The boring technology thesis
Boring technology, meaning well-established, widely-used, extensively-documented tools, has a massive advantage: it lets you focus on your product instead of fighting your infrastructure. React, PostgreSQL, Node.js, Python. These are boring. They are also reliable, well-understood, and have massive ecosystems.
Every novel technology in your stack is a place where you will spend time debugging documentation gaps, finding workarounds for missing features, and explaining to future developers how things work.
The decision framework
For each technology choice, ask three questions. First: can we hire for this? If you are building a team, the pool of developers who know React is 50 times larger than the pool who know Svelte. Second: will this technology still be supported in 3 years? Third: does our team already know it?

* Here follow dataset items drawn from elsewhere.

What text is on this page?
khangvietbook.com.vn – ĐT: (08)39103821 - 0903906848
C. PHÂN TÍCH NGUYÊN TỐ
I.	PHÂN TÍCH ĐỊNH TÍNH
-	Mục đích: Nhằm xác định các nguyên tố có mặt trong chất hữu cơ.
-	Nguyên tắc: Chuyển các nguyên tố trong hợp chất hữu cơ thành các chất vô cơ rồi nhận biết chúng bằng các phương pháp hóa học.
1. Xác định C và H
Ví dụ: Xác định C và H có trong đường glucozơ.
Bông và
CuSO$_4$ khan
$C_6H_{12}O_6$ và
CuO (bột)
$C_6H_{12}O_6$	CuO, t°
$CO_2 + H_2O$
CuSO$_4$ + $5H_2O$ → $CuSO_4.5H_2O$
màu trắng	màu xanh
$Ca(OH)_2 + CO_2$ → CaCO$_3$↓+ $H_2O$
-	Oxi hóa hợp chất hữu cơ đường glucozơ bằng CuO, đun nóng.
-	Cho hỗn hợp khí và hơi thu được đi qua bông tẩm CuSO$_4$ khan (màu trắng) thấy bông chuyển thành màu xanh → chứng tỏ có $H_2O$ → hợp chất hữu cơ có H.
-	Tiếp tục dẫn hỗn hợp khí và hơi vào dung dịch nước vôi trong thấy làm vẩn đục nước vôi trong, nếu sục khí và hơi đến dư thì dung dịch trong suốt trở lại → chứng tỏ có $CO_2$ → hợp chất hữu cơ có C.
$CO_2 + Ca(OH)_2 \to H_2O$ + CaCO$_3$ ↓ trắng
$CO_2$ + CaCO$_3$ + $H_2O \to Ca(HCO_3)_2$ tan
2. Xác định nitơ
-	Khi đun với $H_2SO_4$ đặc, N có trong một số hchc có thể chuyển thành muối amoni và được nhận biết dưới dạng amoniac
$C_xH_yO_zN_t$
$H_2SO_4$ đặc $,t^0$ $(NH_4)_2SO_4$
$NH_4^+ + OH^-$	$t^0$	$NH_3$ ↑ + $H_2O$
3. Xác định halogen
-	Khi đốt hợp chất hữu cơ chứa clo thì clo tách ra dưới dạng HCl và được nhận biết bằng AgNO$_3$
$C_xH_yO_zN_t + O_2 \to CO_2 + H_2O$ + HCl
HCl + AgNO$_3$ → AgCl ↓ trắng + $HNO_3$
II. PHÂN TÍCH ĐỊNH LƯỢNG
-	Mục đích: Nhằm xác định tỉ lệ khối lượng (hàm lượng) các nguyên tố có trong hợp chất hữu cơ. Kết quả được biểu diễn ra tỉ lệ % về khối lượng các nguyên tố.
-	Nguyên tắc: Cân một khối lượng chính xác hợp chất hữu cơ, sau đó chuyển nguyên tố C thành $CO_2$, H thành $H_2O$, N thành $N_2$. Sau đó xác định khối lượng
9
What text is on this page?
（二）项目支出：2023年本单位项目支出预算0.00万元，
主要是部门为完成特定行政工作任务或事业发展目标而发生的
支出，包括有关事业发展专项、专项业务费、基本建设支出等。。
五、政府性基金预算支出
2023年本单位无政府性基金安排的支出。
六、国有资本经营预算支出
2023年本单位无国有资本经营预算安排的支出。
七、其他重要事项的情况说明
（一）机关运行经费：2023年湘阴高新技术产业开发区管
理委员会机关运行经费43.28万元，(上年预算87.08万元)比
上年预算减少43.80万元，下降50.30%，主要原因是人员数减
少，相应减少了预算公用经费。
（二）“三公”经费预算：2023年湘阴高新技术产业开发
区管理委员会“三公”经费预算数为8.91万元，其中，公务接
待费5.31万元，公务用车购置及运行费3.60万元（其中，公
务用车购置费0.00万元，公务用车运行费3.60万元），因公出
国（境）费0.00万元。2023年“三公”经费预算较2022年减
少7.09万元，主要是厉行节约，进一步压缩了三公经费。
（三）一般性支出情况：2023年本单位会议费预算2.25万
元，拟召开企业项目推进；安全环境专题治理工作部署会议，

If the answer to all three is yes, use it. If the answer to any is no, you need a very compelling reason to proceed.
When to use something new
There are legitimate reasons to choose newer technology. If your product has a genuine technical requirement that boring options cannot meet (real-time at massive scale, specific AI capabilities, hardware integration), then the newer option is justified.
The key is being honest about whether the requirement is real or aspirational. Building for 'future scale' with complex infrastructure when you have 100 users is a common trap.